Mercury-ridden songbirds get an extra jolt during migration
Migration is hard on a songbird. It has a commute of thousands of miles—north or south, depending on the season—a journey that often includes a nonstop flight over the Gulf of Mexico or even along nearly the entire coastline of North and South America.
Evolution has equipped migratory birds with the physical characteristics necessary to make the long trips. But evolution almost never supplies a surplus and Dan Cristol says a successful migration is usually a chancy proposition for individual birds.
Cristol, a professor in William & Mary's Department of Biology, is one of the authors of a new paper that confirms an additional challenge for migratory birds, beyond the vicissitudes of weather, predators and the bad luck of running into a wind turbine or a window. The paper, "Mobilization of mercury from lean tissues during simulated migratory fasting in a model songbird," shows that birds that have ingested mercury get a surge of the neurotoxin when subjected to conditions similar to what they experience during migration.
The paper was published in Scientific Reports, a peer-reviewed journal in the prestigious Nature Publishing Group. Cristol's co-authors on the paper are Alexander Gerson of the University of Massachusetts, Amherst, and Chad L. Seewagen of Great Hollow Nature Preserve and the environmental consulting firm AKRF.
Cristol and his co-authors used domestic zebra finches to model conditions of migration on songbirds. It is the latest in more than a dozen papers addressing effects of mercury on songbirds through a series of controlled studies using zebra finches as models.
"Each paper asks a completely different question," Cristol said. "For example, one is about whether mercury affects the immune system. Another is about whether it affects singing behavior. This one is about whether mercury levels might surge during migration."
The answer is, yes, they do. Cristol and his colleagues found that migration-like physical stress flushes accumulated mercury back into the bloodstream of birds. He explained that birds, like other living things, ingest mercury from various sources of environmental contaminants.

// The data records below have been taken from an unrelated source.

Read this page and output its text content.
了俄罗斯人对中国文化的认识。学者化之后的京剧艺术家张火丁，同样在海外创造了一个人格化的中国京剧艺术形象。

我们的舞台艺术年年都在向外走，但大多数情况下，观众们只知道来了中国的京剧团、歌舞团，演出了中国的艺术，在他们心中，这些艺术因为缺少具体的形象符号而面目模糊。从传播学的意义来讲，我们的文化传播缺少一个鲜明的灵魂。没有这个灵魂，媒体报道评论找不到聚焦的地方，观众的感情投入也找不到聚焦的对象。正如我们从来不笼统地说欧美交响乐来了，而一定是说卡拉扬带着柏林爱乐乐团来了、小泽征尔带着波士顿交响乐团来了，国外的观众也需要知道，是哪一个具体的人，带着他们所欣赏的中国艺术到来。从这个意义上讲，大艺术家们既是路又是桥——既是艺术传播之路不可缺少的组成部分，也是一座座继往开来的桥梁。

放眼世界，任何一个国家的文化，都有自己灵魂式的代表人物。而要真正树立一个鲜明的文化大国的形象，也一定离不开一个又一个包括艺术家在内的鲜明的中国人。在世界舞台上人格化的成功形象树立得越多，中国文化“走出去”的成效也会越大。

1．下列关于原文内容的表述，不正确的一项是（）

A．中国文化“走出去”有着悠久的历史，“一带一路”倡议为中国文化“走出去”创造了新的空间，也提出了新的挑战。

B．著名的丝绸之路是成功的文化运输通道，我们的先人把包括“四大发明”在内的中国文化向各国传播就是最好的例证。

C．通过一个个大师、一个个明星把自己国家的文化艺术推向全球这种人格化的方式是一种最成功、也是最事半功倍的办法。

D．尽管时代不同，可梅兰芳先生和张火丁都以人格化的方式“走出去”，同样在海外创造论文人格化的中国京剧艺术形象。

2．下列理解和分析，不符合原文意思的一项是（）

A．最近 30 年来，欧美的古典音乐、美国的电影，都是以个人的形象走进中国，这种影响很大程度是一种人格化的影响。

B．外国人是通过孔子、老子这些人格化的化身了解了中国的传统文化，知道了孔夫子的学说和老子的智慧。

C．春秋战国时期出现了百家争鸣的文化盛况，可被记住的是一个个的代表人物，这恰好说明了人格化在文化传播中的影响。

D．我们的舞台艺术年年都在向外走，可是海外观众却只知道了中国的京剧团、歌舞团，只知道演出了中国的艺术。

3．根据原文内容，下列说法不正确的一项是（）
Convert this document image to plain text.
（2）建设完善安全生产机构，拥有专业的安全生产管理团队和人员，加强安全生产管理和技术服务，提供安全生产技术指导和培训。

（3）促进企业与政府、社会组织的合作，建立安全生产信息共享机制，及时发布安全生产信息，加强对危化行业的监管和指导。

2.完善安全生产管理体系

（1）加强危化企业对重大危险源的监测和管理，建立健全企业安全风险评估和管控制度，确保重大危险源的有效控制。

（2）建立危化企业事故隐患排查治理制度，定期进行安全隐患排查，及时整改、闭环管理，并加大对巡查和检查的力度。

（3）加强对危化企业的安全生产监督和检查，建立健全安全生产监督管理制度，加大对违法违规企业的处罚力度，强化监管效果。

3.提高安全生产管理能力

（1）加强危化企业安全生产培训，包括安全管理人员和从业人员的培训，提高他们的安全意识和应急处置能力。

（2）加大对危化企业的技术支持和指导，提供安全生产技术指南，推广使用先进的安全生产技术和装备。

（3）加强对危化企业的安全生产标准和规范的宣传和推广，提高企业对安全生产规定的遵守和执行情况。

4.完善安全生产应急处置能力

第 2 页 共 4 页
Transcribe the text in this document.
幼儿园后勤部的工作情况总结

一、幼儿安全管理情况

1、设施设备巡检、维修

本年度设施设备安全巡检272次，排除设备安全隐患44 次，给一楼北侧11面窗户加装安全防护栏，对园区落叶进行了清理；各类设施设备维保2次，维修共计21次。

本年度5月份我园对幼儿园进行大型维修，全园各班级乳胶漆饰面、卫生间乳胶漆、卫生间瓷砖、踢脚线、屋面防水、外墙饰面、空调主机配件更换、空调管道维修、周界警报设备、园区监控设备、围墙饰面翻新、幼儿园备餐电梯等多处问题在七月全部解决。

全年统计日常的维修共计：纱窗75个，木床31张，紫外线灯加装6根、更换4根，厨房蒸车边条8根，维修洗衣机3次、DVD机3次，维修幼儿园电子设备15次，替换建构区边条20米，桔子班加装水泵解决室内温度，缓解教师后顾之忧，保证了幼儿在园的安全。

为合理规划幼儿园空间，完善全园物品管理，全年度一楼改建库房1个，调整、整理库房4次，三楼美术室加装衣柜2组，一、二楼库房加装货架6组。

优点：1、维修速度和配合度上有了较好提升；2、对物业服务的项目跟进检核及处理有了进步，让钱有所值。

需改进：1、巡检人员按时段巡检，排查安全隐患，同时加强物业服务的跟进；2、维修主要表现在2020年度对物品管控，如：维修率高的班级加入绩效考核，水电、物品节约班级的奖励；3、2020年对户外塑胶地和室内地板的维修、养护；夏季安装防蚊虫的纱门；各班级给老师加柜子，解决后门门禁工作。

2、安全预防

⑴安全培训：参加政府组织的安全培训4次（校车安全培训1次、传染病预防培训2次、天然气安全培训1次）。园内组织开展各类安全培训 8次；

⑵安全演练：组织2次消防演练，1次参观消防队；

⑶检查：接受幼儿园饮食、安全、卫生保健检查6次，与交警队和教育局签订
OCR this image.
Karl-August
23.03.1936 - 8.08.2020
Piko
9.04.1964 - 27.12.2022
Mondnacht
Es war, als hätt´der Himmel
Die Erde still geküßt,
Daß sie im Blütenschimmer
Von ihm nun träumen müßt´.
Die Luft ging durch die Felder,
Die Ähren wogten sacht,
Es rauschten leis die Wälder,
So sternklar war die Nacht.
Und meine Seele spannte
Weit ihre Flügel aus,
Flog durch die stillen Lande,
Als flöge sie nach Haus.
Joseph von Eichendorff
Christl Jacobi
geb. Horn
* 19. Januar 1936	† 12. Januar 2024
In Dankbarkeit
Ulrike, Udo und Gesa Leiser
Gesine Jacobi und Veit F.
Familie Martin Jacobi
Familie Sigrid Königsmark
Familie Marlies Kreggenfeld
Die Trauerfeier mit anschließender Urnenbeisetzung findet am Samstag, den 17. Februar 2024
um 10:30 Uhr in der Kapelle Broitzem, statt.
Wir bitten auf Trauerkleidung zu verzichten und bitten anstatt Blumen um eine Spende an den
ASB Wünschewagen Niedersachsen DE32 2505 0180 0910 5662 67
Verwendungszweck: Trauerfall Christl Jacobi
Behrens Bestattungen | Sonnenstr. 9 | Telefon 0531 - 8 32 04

Bacteria change the chemistry of environmental mercury through a process called methylation. It's the methylated mercury that is really toxic, he noted.
When birds go without food, as they do during migration, they start metabolizing their own proteins, Cristol explained.
"That's a normal process during migration: You use up all your fat storage, then you start 'digesting' the very muscles that help you fly," he said.
Methylmercury has a chemical affinity to bind with muscles and protein, he added, and a bird arriving at its destination has typically metabolized a significant portion of its muscle tissue.
"And you end up releasing the mercury that you've stored in your muscle tissue back into the bloodstream all at once," Cristol said.
The blood-borne mercury inevitably finds its way to the bird's brain. The effects of the emancipated neurotoxin are unknown, but Cristol has some ideas. For one thing, the mercury could affect a bird's navigational abilities, causing it to get lost. It's also possible that a bird could arrive famished and in need of immediate replenishment, but so mercury-muddled that it just doesn't think to eat.
The zebra finch studies were conducted in William & Mary's aviary facilities. Dosed birds were subjected to a short fast, what Cristol called "a simulation of a very mild migration."
Some birds also were exercised, placed in a hamster-wheel like treadmill device. Birds that fasted and/or exercised showed markedly higher blood levels of mercury than a control group that did not fast. The higher mercury levels were right in line with the decrease in the birds' lean mass, measured in a truck mounted MRI unit in the aviary parking lot.
Cristol began the finch studies after studying effects of mercury on birds, particularly in the area near Waynesboro, Virginia, on the South River. The area was hit hard by industrial mercury pollution and he receives funding for his investigation from E.I. DuPont de Nemours and Co.
"Mercury is a neurotoxin and we've found that it profoundly affects the birds' ability to remember," Cristol explained. "In the field, birds have to remember where their nest was. They also have to remember where their food was yesterday, because it's probably going to be in the same place today."
The research in the Scientific Reports paper has serious implications for migrating birds.
Zebra finches are natives of Australia and Cristol says that in addition to being a mainstay in the pet-store trade, decades of domestication have made the birds an ideal passerine model for research. "Their genome has even been completely sequenced," Cristol said, adding that the finches are revealing secrets that would be impossible for scientists to obtain from birds in the wild.
"We thought the controlled studies were kind of like a check on what we find in the field. In the field, it's all correlational. These aviary studies let us show that there's actually cause and effect with the mercury," he said. "What we really want to do is to find out the main areas in which mercury affects this model songbird species that can be applied to the wild populations. And how much mercury it takes to cause a problem."
For instance, Cristol said that field studies that show birds living in high-mercury areas have low reproductive success led to a hypothesis that mercury was to blame.
"We can say that we think it's the mercury, but in the aviary we can dose birds with mercury, have a control group of birds that doesn't get mercury, and know for sure," he explained.